Unsurprisingly, I neglected to learn the vocabulary for anything else besides pains au chocolat. While this wouldn’t be a problem if I lived alone in Paris, where my activities primarily consist of ordering bread and asking people at museums if students get in free, as I live with a family, I occasionally have to communicate with people on subjects besides what I ate that day. This is why I need Marcus.
Marcus, the grandson of my host mother, comes over every Friday, and I am obsessed with him. He is energetic. He is hilarious. He is extremely cute. He is ten months old, and is teaching me French.
Martine, my host mother, and I gather around Marcus, who is seated on a blanket depicting various animals.
“Ça?” he asks, pointing at a fish.
“That’s a fish,” I respond. “Un poisson.”
“Ça?”
“Also a fish.”
“Ça?”
“That’s a lion. Un lion.”
“Ça?”
“That’s a … um …” I have no idea what a whale is. I look at Martine.
“Ça c’est une baleine,” she responds. I make a mental note. Baleine = whale.
So far I have learned 50 or so words this way. Tail. Sleeve. Every animal imaginable. There is no baby-talk, which is just the way I like it. “That’s a painting, Marcus,” Martine will say. “It depicts a Chinese village next to the ocean. You are looking very cute today. What are you doing? Please do not scrape that against the wall; it will make me very angry. Thank you very much for stopping what you were doing.”
I’m convinced that this treatment of children is one of the reasons that, in French literature class, my peers give oral presentations referencing Kant, Hegel, and Descartes rather than talking about silly things like “themes.” Rather than reveling over the appearance of a metaphor, as lit majors do so frequently (“I really love how Yeats uses the image of eyes to depict the concept of his memory – did you all get that?”), they pepper their presentations with references to Hegel, sensualist philosophy, and the mock-heroic like my friends drop obscure band names.
It’s a different way of learning about words – more holistic, rather than excavatory – that I first experienced in a sophomore year French lit class taught by a visiting French professor, who seemed puzzled by our methods. “Don’t you see how he uses the rhythm of the sentences to mirror the movement of the carriage across the town’s cobblestone streets? It’s the highest expression of the sensualists! It’s positively John Locke!” We stopped midway through our rapture over Flaubert’s magnificent simile between Charles Bovary and a cow, ashamed.

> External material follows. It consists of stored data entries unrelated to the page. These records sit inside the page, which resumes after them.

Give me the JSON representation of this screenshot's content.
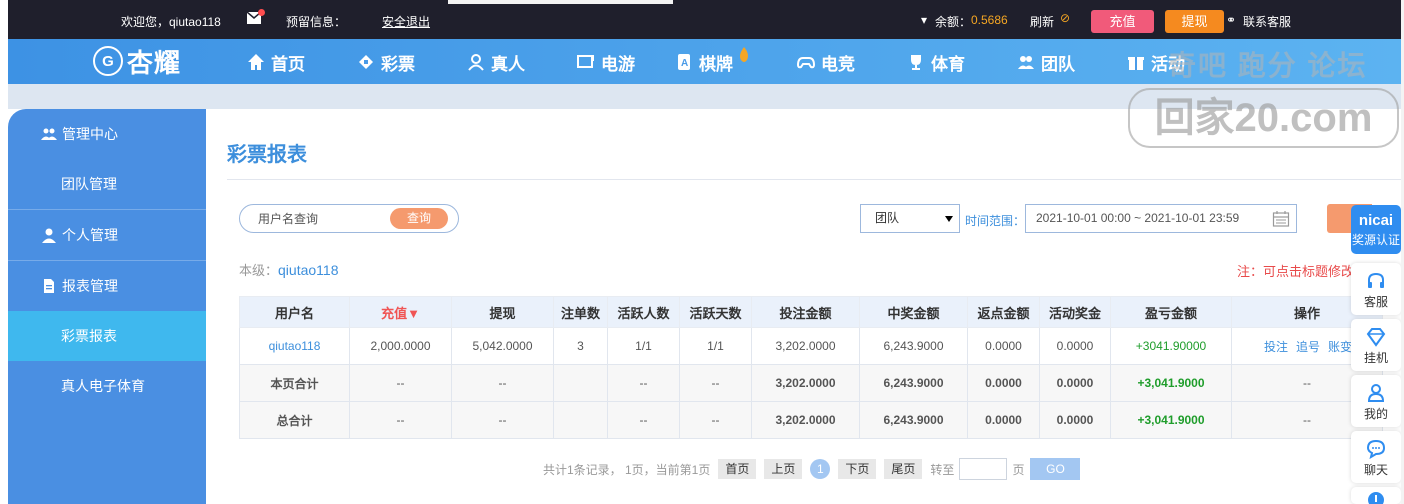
{
  "topbar": {
    "welcome": "欢迎您，qiutao118",
    "reserved_info_label": "预留信息：",
    "logout": "安全退出",
    "balance_label": "余额：",
    "balance_value": "0.5686",
    "refresh": "刷新",
    "recharge": "充值",
    "withdraw": "提现",
    "support": "联系客服"
  },
  "brand": {
    "logo_text": "杏耀",
    "logo_badge": "G"
  },
  "nav": [
    {
      "label": "首页",
      "icon": "home-icon"
    },
    {
      "label": "彩票",
      "icon": "ticket-icon"
    },
    {
      "label": "真人",
      "icon": "person-icon"
    },
    {
      "label": "电游",
      "icon": "arcade-icon"
    },
    {
      "label": "棋牌",
      "icon": "cards-icon"
    },
    {
      "label": "电竞",
      "icon": "gamepad-icon"
    },
    {
      "label": "体育",
      "icon": "trophy-icon"
    },
    {
      "label": "团队",
      "icon": "team-icon"
    },
    {
      "label": "活动",
      "icon": "gift-icon"
    }
  ],
  "watermark": {
    "top": "奇吧 跑分 论坛",
    "bottom": "回家20.com"
  },
  "sidebar": {
    "items": [
      {
        "label": "管理中心",
        "type": "group"
      },
      {
        "label": "团队管理",
        "type": "sub"
      },
      {
        "label": "个人管理",
        "type": "group"
      },
      {
        "label": "报表管理",
        "type": "group"
      },
      {
        "label": "彩票报表",
        "type": "sub",
        "active": true
      },
      {
        "label": "真人电子体育",
        "type": "sub"
      }
    ]
  },
  "page": {
    "title": "彩票报表",
    "search_placeholder": "用户名查询",
    "search_button": "查询",
    "scope_select": "团队",
    "time_label": "时间范围：",
    "date_range": "2021-10-01 00:00 ~ 2021-10-01 23:59",
    "level_label": "本级：",
    "level_user": "qiutao118",
    "note": "注：可点击标题修改"
  },
  "table": {
    "headers": [
      "用户名",
      "充值▼",
      "提现",
      "注单数",
      "活跃人数",
      "活跃天数",
      "投注金额",
      "中奖金额",
      "返点金额",
      "活动奖金",
      "盈亏金额",
      "操作"
    ],
    "rows": [
      {
        "cells": [
          "qiutao118",
          "2,000.0000",
          "5,042.0000",
          "3",
          "1/1",
          "1/1",
          "3,202.0000",
          "6,243.9000",
          "0.0000",
          "0.0000",
          "+3041.90000"
        ],
        "ops": [
          "投注",
          "追号",
          "账变"
        ]
      },
      {
        "cells": [
          "本页合计",
          "--",
          "--",
          "",
          "--",
          "--",
          "3,202.0000",
          "6,243.9000",
          "0.0000",
          "0.0000",
          "+3,041.9000"
        ],
        "ops_text": "--"
      },
      {
        "cells": [
          "总合计",
          "--",
          "--",
          "",
          "--",
          "--",
          "3,202.0000",
          "6,243.9000",
          "0.0000",
          "0.0000",
          "+3,041.9000"
        ],
        "ops_text": "--"
      }
    ]
  },
  "pager": {
    "summary": "共计1条记录， 1页，当前第1页",
    "first": "首页",
    "prev": "上页",
    "current": "1",
    "next": "下页",
    "last": "尾页",
    "goto_label": "转至",
    "page_unit": "页",
    "go": "GO"
  },
  "float": {
    "head_big": "nicai",
    "head_small": "奖源认证",
    "items": [
      {
        "label": "客服",
        "icon": "headset-icon"
      },
      {
        "label": "挂机",
        "icon": "diamond-icon"
      },
      {
        "label": "我的",
        "icon": "user-icon"
      },
      {
        "label": "聊天",
        "icon": "chat-icon"
      }
    ]
  }
}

For someone so purportedly interested in words, I am embarrassed to admit how new these ideas seemed to me. In fact, listening to a recent broadcast of Malcolm Gladwell (www.thisamericanlife.org), I was surprised at how little I think about their exact meanings. While working at The Washington Post, Gladwell and a coworker had a contest to see how many times they could work the phrase “perverse and often baffling” into their copy. When his coworker used it to describe mollusks, his editor noted that mollusks, while potentially perverse, were either baffling or they were not; they did not oscillate between baffling and not baffling. It struck me – often I just write words because they sound good, and not for any actual meaning behind them. Maybe it’s the musician in me. Then again, shouldn’t I be better at poetry?
In any event, as my interactions with Marcus indicate, maybe I should just stick to learning individual words, before I start putting them together. A few weeks ago, alone in the apartment, I heard a key in the lock. In walked a woman I had never seen. “Hello,” she said, “I am la guardienne.” The guardian? Of what? I felt like I was in a J.R.R.Tolkien book. Turns out, it means the housekeeper.
I feel like it will be a while before I’m discussing Kant.